Ford To Further Draw Down Lines, Burns $5.5 Billion In 4Q
29 January 2009 - 11:40PM
Dow Jones News
Ford Motor Co. (F), which has already slashed thousands of jobs,
will cut even deeper and draw on available credit lines after the
company burned through $5.5 billion in cash in the fourth-quarter
and posted its third consecutive annual loss.
The Dearborn, Mich.-based auto maker will eliminate 1,200 jobs
in its Ford Motor Credit unit and draw down $10.1 million from its
credit lines as it attempts to hold off from asking the federal
government for money to ruin its operations.
The voluntary and involuntary cuts in the credit unit will start
next month. Ford will receive the $10.1 billion from its drawdown
on Feb. 3.
"Ford and the entire auto industry faced an extraordinary
slowdown in all major global markets in the fourth quarter and that
clearly had an impact on our results," Ford Chief Executive Alan
Mulally said in a statement Thursday.
"We continued to take the decisive actions necessary to lower
production to match the lower worldwide demand and reduce costs,
which we expect to allow us to significantly reduce negative
operating cash flow in 2009."
Ford, the second-largest U.S.-based auto maker, is desperately
trying to control costs as sales of new cars and trucks continue to
slump around the world. U.S. sales alone fell to a 15-year low in
2008 forcing auto makers to idle plants and cut jobs.

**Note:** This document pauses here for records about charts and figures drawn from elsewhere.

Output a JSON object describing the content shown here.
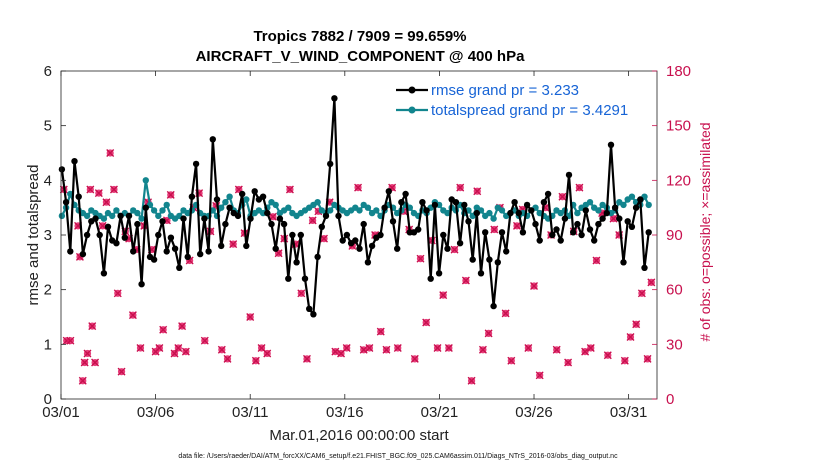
{
  "chart_data": {
    "type": "line",
    "title_line1": "Tropics 7882 / 7909 = 99.659%",
    "title_line2": "AIRCRAFT_V_WIND_COMPONENT @ 400 hPa",
    "xlabel": "Mar.01,2016 00:00:00 start",
    "ylabel_left": "rmse and totalspread",
    "ylabel_right": "# of obs: o=possible; ×=assimilated",
    "xlim": [
      0,
      31.5
    ],
    "ylim_left": [
      0,
      6
    ],
    "ylim_right": [
      0,
      180
    ],
    "x_ticks": [
      0,
      5,
      10,
      15,
      20,
      25,
      30
    ],
    "x_tick_labels": [
      "03/01",
      "03/06",
      "03/11",
      "03/16",
      "03/21",
      "03/26",
      "03/31"
    ],
    "y_left_ticks": [
      "0",
      "1",
      "2",
      "3",
      "4",
      "5",
      "6"
    ],
    "y_right_ticks": [
      "0",
      "30",
      "60",
      "90",
      "120",
      "150",
      "180"
    ],
    "legend_position": "top-right",
    "series": [
      {
        "name": "rmse grand pr = 3.233",
        "color": "#000000",
        "axis": "left",
        "values": [
          4.2,
          3.6,
          2.7,
          4.35,
          3.7,
          2.65,
          3.0,
          3.25,
          3.3,
          3.0,
          2.3,
          3.15,
          2.9,
          2.85,
          3.35,
          2.95,
          3.35,
          2.7,
          3.2,
          2.1,
          3.5,
          2.6,
          2.55,
          3.0,
          3.25,
          2.7,
          2.95,
          2.75,
          2.4,
          3.3,
          2.6,
          3.7,
          4.3,
          2.65,
          3.3,
          2.7,
          4.75,
          3.65,
          2.8,
          3.2,
          3.5,
          3.4,
          3.35,
          3.75,
          2.8,
          3.3,
          3.8,
          3.65,
          3.7,
          3.4,
          3.2,
          2.75,
          3.3,
          3.2,
          2.2,
          3.0,
          2.5,
          3.0,
          2.2,
          1.65,
          1.55,
          2.6,
          3.15,
          3.35,
          4.3,
          5.5,
          3.35,
          2.9,
          3.0,
          2.85,
          2.9,
          2.75,
          3.2,
          2.5,
          2.8,
          2.95,
          3.0,
          3.5,
          3.8,
          3.25,
          2.75,
          3.6,
          3.75,
          3.05,
          3.05,
          3.1,
          3.6,
          3.45,
          2.2,
          3.55,
          2.3,
          3.0,
          2.75,
          3.65,
          3.6,
          2.85,
          3.55,
          3.25,
          2.55,
          3.4,
          2.3,
          3.05,
          2.55,
          1.7,
          2.5,
          3.05,
          2.7,
          3.4,
          3.6,
          3.4,
          3.05,
          3.55,
          3.45,
          3.2,
          2.9,
          3.6,
          3.75,
          3.0,
          3.1,
          2.9,
          3.3,
          4.1,
          3.05,
          3.2,
          3.0,
          3.45,
          3.1,
          2.9,
          3.2,
          3.3,
          3.4,
          4.65,
          3.5,
          3.3,
          2.5,
          3.25,
          3.15,
          3.5,
          3.65,
          2.4,
          3.05
        ],
        "x_start": 0.05,
        "x_step": 0.2215
      },
      {
        "name": "totalspread grand pr = 3.4291",
        "color": "#12858e",
        "axis": "left",
        "values": [
          3.35,
          3.5,
          3.75,
          3.55,
          3.45,
          3.4,
          3.35,
          3.45,
          3.4,
          3.35,
          3.3,
          3.4,
          3.35,
          3.45,
          3.35,
          3.4,
          3.35,
          3.45,
          3.4,
          3.3,
          4.0,
          3.55,
          3.45,
          3.35,
          3.45,
          3.55,
          3.35,
          3.3,
          3.35,
          3.45,
          3.4,
          3.45,
          3.55,
          3.4,
          3.35,
          3.35,
          3.45,
          3.35,
          3.5,
          3.6,
          3.7,
          3.45,
          3.4,
          3.55,
          3.65,
          3.35,
          3.4,
          3.45,
          3.4,
          3.5,
          3.6,
          3.55,
          3.4,
          3.45,
          3.5,
          3.4,
          3.35,
          3.4,
          3.45,
          3.5,
          3.55,
          3.6,
          3.45,
          3.4,
          3.45,
          3.55,
          3.5,
          3.45,
          3.4,
          3.45,
          3.5,
          3.45,
          3.55,
          3.5,
          3.4,
          3.45,
          3.35,
          3.45,
          3.55,
          3.5,
          3.4,
          3.45,
          3.55,
          3.5,
          3.4,
          3.35,
          3.45,
          3.4,
          3.5,
          3.6,
          3.55,
          3.45,
          3.4,
          3.5,
          3.45,
          3.55,
          3.4,
          3.45,
          3.35,
          3.5,
          3.45,
          3.35,
          3.4,
          3.3,
          3.5,
          3.45,
          3.35,
          3.4,
          3.45,
          3.35,
          3.4,
          3.35,
          3.45,
          3.5,
          3.4,
          3.35,
          3.3,
          3.35,
          3.45,
          3.4,
          3.45,
          3.35,
          3.55,
          3.4,
          3.5,
          3.55,
          3.6,
          3.5,
          3.45,
          3.55,
          3.5,
          3.4,
          3.45,
          3.6,
          3.55,
          3.65,
          3.7,
          3.6,
          3.55,
          3.7,
          3.55
        ],
        "x_start": 0.05,
        "x_step": 0.2215
      }
    ],
    "obs_assimilated_x": [
      0.15,
      0.3,
      0.5,
      0.9,
      1.0,
      1.15,
      1.25,
      1.4,
      1.55,
      1.65,
      1.8,
      2.0,
      2.2,
      2.4,
      2.6,
      2.8,
      3.0,
      3.2,
      3.4,
      3.6,
      3.8,
      4.0,
      4.2,
      4.4,
      4.6,
      4.8,
      5.0,
      5.2,
      5.4,
      5.6,
      5.8,
      6.0,
      6.2,
      6.4,
      6.6,
      6.8,
      7.0,
      7.3,
      7.6,
      7.9,
      8.2,
      8.5,
      8.8,
      9.1,
      9.4,
      9.7,
      10.0,
      10.3,
      10.6,
      10.9,
      11.2,
      11.5,
      11.8,
      12.1,
      12.4,
      12.7,
      13.0,
      13.3,
      13.6,
      13.9,
      14.2,
      14.5,
      14.8,
      15.1,
      15.4,
      15.7,
      16.0,
      16.3,
      16.6,
      16.9,
      17.2,
      17.5,
      17.8,
      18.1,
      18.4,
      18.7,
      19.0,
      19.3,
      19.6,
      19.9,
      20.2,
      20.5,
      20.8,
      21.1,
      21.4,
      21.7,
      22.0,
      22.3,
      22.6,
      22.9,
      23.2,
      23.5,
      23.8,
      24.1,
      24.4,
      24.7,
      25.0,
      25.3,
      25.6,
      25.9,
      26.2,
      26.5,
      26.8,
      27.1,
      27.4,
      27.7,
      28.0,
      28.3,
      28.6,
      28.9,
      29.2,
      29.5,
      29.8,
      30.1,
      30.4,
      30.7,
      31.0,
      31.2
    ],
    "obs_assimilated_y": [
      115,
      32,
      32,
      95,
      78,
      10,
      20,
      25,
      115,
      40,
      20,
      113,
      95,
      108,
      135,
      115,
      58,
      15,
      92,
      88,
      46,
      82,
      28,
      95,
      108,
      82,
      26,
      28,
      38,
      98,
      112,
      25,
      28,
      40,
      26,
      76,
      105,
      113,
      32,
      92,
      106,
      27,
      22,
      85,
      115,
      91,
      45,
      21,
      28,
      25,
      100,
      80,
      88,
      115,
      85,
      58,
      22,
      98,
      103,
      88,
      108,
      26,
      25,
      28,
      84,
      116,
      27,
      28,
      90,
      37,
      27,
      116,
      28,
      103,
      93,
      22,
      77,
      42,
      87,
      28,
      57,
      28,
      82,
      116,
      65,
      10,
      114,
      27,
      36,
      93,
      105,
      47,
      21,
      95,
      104,
      28,
      62,
      13,
      105,
      90,
      27,
      111,
      20,
      92,
      116,
      26,
      28,
      76,
      102,
      24,
      99,
      90,
      21,
      34,
      41,
      58,
      22,
      64,
      0
    ]
  },
  "footer": "data file: /Users/raeder/DAI/ATM_forcXX/CAM6_setup/f.e21.FHIST_BGC.f09_025.CAM6assim.011/Diags_NTrS_2016-03/obs_diag_output.nc"
}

Chrysler LLC and General Motors Corp. (GM) sought and won
low-interest loans from the federal government to keep themselves
afloat.
Ford opted out of the loans but secured a $9 billion line of
credit to use if the economy worsens. Accessing the federal loans
would open the company, still dominated by the Ford family, to
government involvement.
Ford reiterated that it doesn't need to access a federal
low-interest loan at this time.
For the fourth-quarter, Ford widened its loss to $5.9 billion,
or $2.46 a share, but said its full-year loss for 2008 ballooned to
$14.6 billion compared with $2.72 billion for 2007.
Ford succeeded at easing its cash burn during the fourth quarter
but it now has $13.4 billion on hand to get it through 2009.
The year promises more slumping sales around the globe as many
economies slip into a recession. The number of cars and trucks sold
in the U.S. alone could fall to as low as 10.5 million units.
Auto makers took deep financial hits last year as failing banks,
tightening credit and a recession turned buyers away from showrooms
in the U.S. starting in mid-2008. The financial panic swept around
the world, slowing sales of new cars and trucks. Ford and their
competitors were forced to cut jobs, idle plants and boost
incentives to drive sales.
Ford, looking to halt some its financial erosion, sold its
Jaguar and Land Rover brands in 2008, cut hourly and salaried
workers and is now preparing to sell off its Volvo brand.